Así lo analizó la directora de Management & Fit, Mariel Fornoni, en una conversación con el programa Antes de Todo en Radio Boing, quien aseguró que en el último mes se registró “una caída importante” en la imagen del Presidente. Según explicó, el caso Adorni no es el único factor, pero actúa como un acelerador en un escenario donde la paciencia social empieza a agotarse.
“Cuando la gente empieza a ver presuntos hechos de corrupción, en un gobierno que tiene como lema la ética, eso hace sinergia con otros factores”, señaló. En ese sentido, vinculó el deterioro con el impacto del contexto económico: inflación, pérdida de poder adquisitivo y dificultades laborales.
De todos modos, aclaró que el oficialismo mantiene niveles de respaldo superiores a los de gestiones anteriores en la misma etapa: Milei conserva alrededor de un 38% de aprobación, por encima de los registros que tenían Mauricio Macri, Cristina Fernández de Kirchner y Alberto Fernández en momentos equivalentes de sus mandatos. Sin embargo, el clima social cambió y no es el mismo respaldo que el del comienzo del mandato. En esta época ya no predomina la paciencia, sino el enojo, en una sociedad atravesada por la pérdida de poder adquisitivo y la falta de mejoras concretas en su vida cotidiana.
Uno de los datos más relevantes del estudio es la percepción sobre el caso Adorni: el 55% de los encuestados considera que debería renunciar, mientras que un 23% cree que debería apartarse del cargo hasta que avance la investigación judicial.
Para Fornoni, el cambio principal no es tanto la pérdida de apoyo, sino el tono del vínculo con la sociedad. “Antes había más paciencia, ahora aparece más enojo”, explicó.

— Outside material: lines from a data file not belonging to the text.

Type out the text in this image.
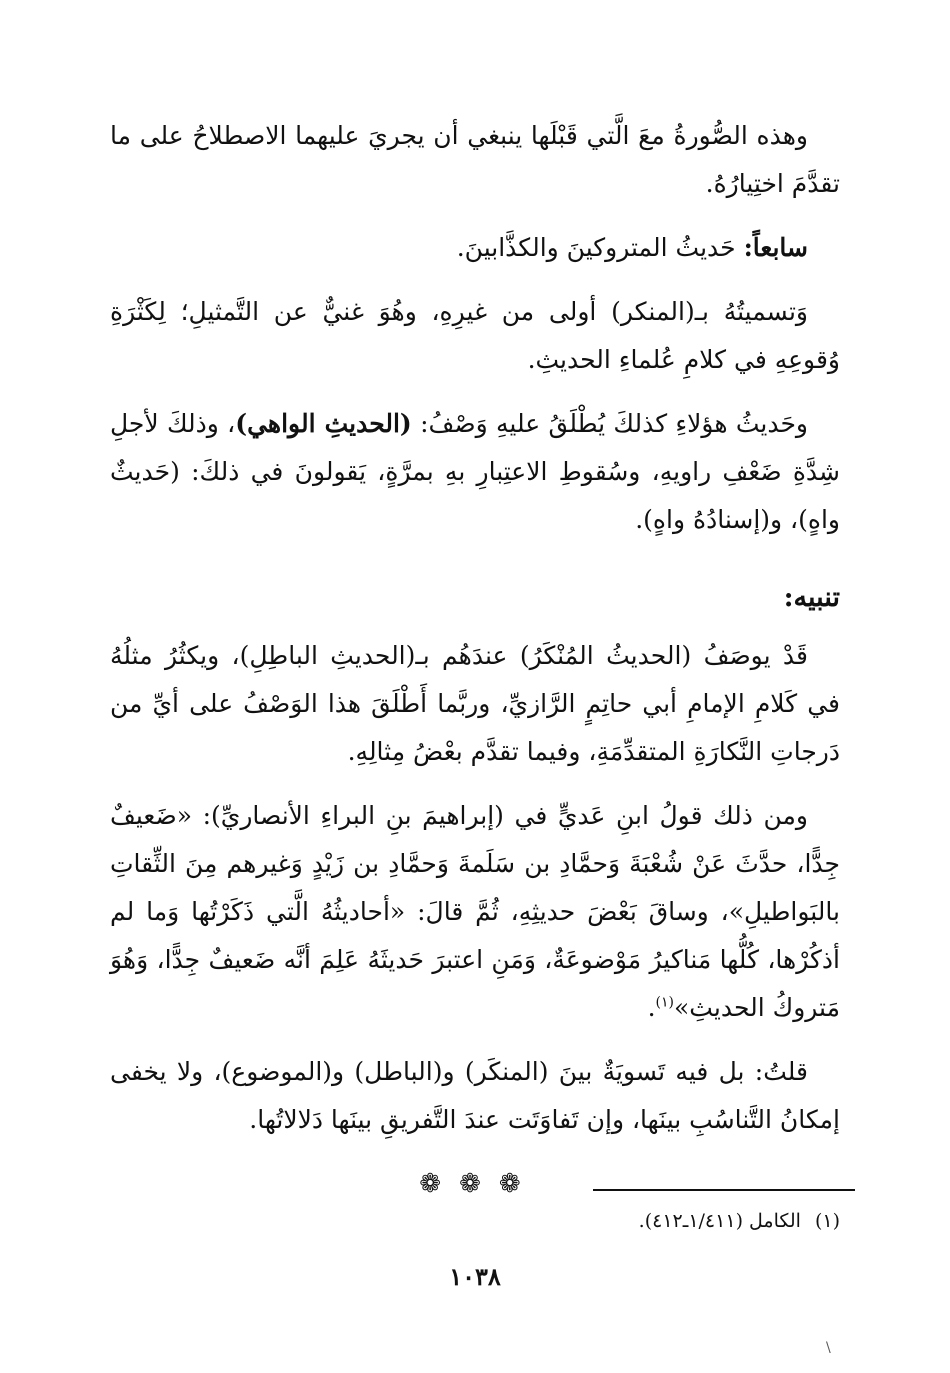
وهذه الصُّورةُ معَ الَّتي قَبْلَها ينبغي أن يجريَ عليهما الاصطلاحُ على ما تقدَّمَ اختِيارُهُ.

سابعاً: حَديثُ المتروكينَ والكذَّابينَ.

وَتسميتُهُ بـ(المنكر) أولى من غيرِهِ، وهُوَ غنيٌّ عن التَّمثيلِ؛ لِكَثْرَةِ وُقوعِهِ في كلامِ عُلماءِ الحديثِ.

وحَديثُ هؤلاءِ كذلكَ يُطْلَقُ عليهِ وَصْفُ: (الحديثِ الواهي)، وذلكَ لأجلِ شِدَّةِ ضَعْفِ راويهِ، وسُقوطِ الاعتِبارِ بهِ بمرَّةٍ، يَقولونَ في ذلكَ: (حَديثٌ واهٍ)، و(إسنادُهُ واهٍ).

تنبيه:

قَدْ يوصَفُ (الحديثُ المُنْكَرُ) عندَهُم بـ(الحديثِ الباطِلِ)، ويكثُرُ مثلُهُ في كَلامِ الإمامِ أبي حاتِمٍ الرَّازيِّ، وربَّما أَطْلَقَ هذا الوَصْفُ على أيِّ من دَرجاتِ النَّكارَةِ المتقدِّمَةِ، وفيما تقدَّم بعْضُ مِثالِهِ.

ومن ذلك قولُ ابنِ عَديٍّ في (إبراهيمَ بنِ البراءِ الأنصاريِّ): «ضَعيفٌ جِدًّا، حدَّثَ عَنْ شُعْبَةَ وَحمَّادِ بن سَلَمةَ وَحمَّادِ بن زَيْدٍ وَغيرهم مِنَ الثِّقاتِ بالبَواطيلِ»، وساقَ بَعْضَ حديثِهِ، ثُمَّ قالَ: «أحاديثُهُ الَّتي ذَكَرْتُها وَما لم أذكُرْها، كُلُّها مَناكيرُ مَوْضوعَةٌ، وَمَنِ اعتبرَ حَديثَهُ عَلِمَ أنَّه ضَعيفٌ جِدًّا، وَهُوَ مَتروكُ الحديثِ»$^{(١)}$.

قلتُ: بل فيه تَسويَةٌ بينَ (المنكَر) و(الباطل) و(الموضوع)، ولا يخفى إمكانُ التَّناسُبِ بينَها، وإن تَفاوَتَت عندَ التَّفريقِ بينَها دَلالاتُها.

❁❁❁
(١)الكامل (١/٤١١ـ٤١٢).
١٠٣٨
\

Ese malestar, combinado con situaciones que la ciudadanía percibe como concretas —como denuncias, viajes o propiedades—, tiene un impacto mayor que otros temas más abstractos.
Además, advirtió que la decisión del Gobierno de sostener a Adorni podría implicar un riesgo político para el propio Presidente: “El riesgo es que la gente lo involucre en ese mismo lugar”, sostuvo, al señalar que Milei “hace de pararrayos” del funcionario.
En paralelo, el episodio también podría afectar la dinámica política del oficialismo. Según la analista, la pérdida de apoyo complica la capacidad del Gobierno para avanzar en el Congreso y encarece la negociación con otros actores políticos. A pesar de este escenario, Fornoni remarcó que no hay, por ahora, un traslado claro del descontento hacia la oposición. En ese vacío, comienzan a crecer algunas figuras, como Myriam Bregman, en un contexto donde los espacios tradicionales aún no logran reorganizarse.
“El Gobierno está en una situación más compleja, pero todavía no hay un reemplazo claro”, concluyó, al advertir que el rumbo dependerá de la capacidad oficial para recuperar la agenda y revertir el clima social. Asimismo, la analista subrayó que la oposición aún no logra capitalizar este desgaste. “Hoy no aparece una figura emergente que canalice el descontento”, señaló, en un escenario donde los espacios políticos tradicionales siguen fragmentados. Esta ausencia de liderazgo opositor le permite al Gobierno sostener su base, aunque con mayores dificultades para gestionar y negociar en el plano político.